How Small Law Firms and Independent Attorneys Can Increase New Business

increase new business

With a total of 1.3 million lawyers in the United States, 500,000 are small firms that struggle to gain visibility. An increase of nearly 15% of lawyers nationally in the past ten years has made it even harder to generate new business.

The American Bar Association says that 49% of law firms say their best marketing channel is buying web leads.  This means they purchase leads from other companies because they don’t know how to get their own leads.  The truth is that attorneys haven’t figured out how to market themselves.  Most firms are paying top dollar for a process that can be costly and ineffective.


According to Martindale’s The State of Online Marketing in the Legal Industry, 65% of law firm respondents spent over half of their marketing budgets on online initiatives.  While 70.7% of lawyer respondents said they replied to leads within one hour, only about half of those did so within 15 minutes—the crucial window when the prospect will be the most engaged. While most firms had some way of tracking leads, 25% of law firms didn’t track leads at all.

Booking the consultation is everything.  Some attorneys don’t like doing consultations, but the truth is, while the attorney is spending their time, it is also an opportunity to pitch their services. According to Law Technology Today, 64% of consumers said they’d choose a firm that offers free first-time consultations. Furthermore, Clio’s Legal Trends Report 2017 states that 67% of customers said they would choose a law firm if the law firm promptly answers the first call or email. Martindale’s presentation Best Practices for Winning More Clients says that 22% of consumers hire an attorney within the first week of submitting a lead.

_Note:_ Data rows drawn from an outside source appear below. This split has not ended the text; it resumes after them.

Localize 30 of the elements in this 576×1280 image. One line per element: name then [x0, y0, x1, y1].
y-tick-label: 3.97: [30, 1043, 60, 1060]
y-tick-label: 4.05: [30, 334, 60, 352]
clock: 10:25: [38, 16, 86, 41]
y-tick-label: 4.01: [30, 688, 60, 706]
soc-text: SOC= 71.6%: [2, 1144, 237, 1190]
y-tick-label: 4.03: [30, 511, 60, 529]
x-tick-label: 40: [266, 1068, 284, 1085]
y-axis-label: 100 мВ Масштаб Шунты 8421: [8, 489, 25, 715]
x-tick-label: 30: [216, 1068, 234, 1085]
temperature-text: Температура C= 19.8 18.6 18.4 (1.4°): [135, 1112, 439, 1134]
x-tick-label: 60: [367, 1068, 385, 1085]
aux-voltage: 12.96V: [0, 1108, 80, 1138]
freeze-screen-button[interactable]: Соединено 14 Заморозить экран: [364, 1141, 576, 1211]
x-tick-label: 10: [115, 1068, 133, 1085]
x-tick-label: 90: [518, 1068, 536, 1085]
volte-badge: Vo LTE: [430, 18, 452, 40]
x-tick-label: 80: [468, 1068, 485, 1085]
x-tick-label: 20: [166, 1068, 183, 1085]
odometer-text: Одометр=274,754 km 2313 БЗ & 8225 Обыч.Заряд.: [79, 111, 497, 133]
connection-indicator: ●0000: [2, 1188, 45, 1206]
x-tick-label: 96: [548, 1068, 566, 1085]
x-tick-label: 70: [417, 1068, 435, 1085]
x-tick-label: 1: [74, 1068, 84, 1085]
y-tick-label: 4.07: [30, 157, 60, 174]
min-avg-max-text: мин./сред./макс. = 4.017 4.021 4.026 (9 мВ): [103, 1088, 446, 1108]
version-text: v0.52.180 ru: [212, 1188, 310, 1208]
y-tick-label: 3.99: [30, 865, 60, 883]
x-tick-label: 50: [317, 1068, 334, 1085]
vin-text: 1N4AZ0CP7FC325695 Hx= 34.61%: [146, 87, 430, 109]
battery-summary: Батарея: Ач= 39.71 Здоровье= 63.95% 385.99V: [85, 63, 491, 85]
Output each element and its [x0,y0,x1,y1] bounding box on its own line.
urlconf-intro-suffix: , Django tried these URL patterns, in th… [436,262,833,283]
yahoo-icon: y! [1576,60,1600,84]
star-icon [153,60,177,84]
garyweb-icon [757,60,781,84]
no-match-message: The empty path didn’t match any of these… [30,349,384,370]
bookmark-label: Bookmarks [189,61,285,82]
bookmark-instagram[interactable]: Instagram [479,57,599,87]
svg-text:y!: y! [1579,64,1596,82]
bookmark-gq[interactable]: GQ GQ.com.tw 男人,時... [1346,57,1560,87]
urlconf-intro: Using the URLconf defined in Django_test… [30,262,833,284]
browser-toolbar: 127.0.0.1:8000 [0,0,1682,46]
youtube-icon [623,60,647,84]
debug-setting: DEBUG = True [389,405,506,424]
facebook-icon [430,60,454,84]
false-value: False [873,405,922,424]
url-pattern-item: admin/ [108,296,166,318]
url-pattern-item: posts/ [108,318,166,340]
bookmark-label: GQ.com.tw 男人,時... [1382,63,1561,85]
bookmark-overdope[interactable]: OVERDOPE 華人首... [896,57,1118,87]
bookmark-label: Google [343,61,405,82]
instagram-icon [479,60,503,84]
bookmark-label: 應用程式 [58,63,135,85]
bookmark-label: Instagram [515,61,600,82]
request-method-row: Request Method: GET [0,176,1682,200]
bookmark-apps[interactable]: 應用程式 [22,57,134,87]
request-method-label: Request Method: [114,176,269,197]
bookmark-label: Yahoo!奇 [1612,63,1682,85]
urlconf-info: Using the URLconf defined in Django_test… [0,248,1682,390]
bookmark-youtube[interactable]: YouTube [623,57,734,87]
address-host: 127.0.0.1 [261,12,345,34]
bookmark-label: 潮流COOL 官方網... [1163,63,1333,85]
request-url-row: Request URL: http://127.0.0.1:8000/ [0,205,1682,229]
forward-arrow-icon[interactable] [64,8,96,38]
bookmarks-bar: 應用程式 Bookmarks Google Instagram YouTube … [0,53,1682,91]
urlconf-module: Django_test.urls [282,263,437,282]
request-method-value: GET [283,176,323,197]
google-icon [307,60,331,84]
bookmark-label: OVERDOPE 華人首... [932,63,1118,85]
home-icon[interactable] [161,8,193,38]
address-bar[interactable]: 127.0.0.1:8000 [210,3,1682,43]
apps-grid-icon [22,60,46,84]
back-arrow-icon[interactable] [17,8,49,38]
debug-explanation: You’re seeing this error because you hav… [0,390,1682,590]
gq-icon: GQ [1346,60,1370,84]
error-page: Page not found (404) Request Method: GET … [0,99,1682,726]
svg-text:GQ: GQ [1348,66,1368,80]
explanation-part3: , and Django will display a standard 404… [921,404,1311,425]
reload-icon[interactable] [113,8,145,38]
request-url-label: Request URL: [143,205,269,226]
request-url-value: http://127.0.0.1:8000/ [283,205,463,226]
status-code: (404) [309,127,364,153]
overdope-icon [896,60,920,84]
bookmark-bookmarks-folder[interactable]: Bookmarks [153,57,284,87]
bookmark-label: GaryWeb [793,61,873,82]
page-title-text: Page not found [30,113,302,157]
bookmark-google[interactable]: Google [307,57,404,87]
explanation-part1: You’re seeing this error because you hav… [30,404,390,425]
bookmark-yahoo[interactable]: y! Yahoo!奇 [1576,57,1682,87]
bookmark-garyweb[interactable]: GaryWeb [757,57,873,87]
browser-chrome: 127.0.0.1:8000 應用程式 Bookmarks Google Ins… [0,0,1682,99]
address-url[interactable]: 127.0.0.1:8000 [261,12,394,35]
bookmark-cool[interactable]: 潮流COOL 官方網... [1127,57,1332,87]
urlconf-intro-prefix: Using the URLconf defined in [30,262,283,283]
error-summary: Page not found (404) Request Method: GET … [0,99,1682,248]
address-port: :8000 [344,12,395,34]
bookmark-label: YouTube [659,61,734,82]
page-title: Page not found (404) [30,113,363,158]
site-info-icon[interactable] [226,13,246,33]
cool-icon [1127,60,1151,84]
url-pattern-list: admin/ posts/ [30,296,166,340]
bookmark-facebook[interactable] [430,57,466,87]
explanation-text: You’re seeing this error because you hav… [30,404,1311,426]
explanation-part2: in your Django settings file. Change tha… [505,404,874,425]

Small practices and solo attorneys have a lot of work to do when it comes to increasing visibility amongst prospective clients. Yellow Pages, subway, taxi advertising and classified ads are no longer influential to modern consumers.  Referrals aren’t what they used to be, as few people want to discuss their upcoming bankruptcy, DUI or divorce problems with their friends and colleagues.  People find and select attorneys far differently than they once did.  The convenience of technology, reviews and ease of booking are key factors in making a purchase decision for today’s consumers.

For attorneys, this is good news: it means that using simple, cost-effective legaltech tools, it’s possible to increase leads and drive new business, without spending a lot of time on networking, asking for referrals and as the saying goes, chasing ambulances.  Solos and small firms may not have resources or time to dedicate to new business development, which is often costly, time consuming and difficult to book consultations—so today we must rely on the tools that consumers are using.

Legaltech tools should empower individual attorneys and small practices to book consultations. Consultations lead to closed deals and new revenue. Instead of waiting for the phone to ring, to receive emails, and have support staff book consultations, let legaltech do the work: the customer can book a consultation directly with the attorney. Since it has access to the attorney’s availability, the consumer simply selects the appointment at a mutually convenient time and date—with no calendar invites or dial-ins to send.

In spite of increased competition and myriad “a la carte” online services, there will always be a need for the one-on-one attorney and client relationship.  Instead of glorified phone-book style websites, attorneys should utilize today’s legal-industry technologies that connect them directly with clients. By embracing technology to do the dirty work—from generating leads, booking consultations and getting the foundation needed to turn them into a customer—attorneys may focus on the important part, getting justice for their clients.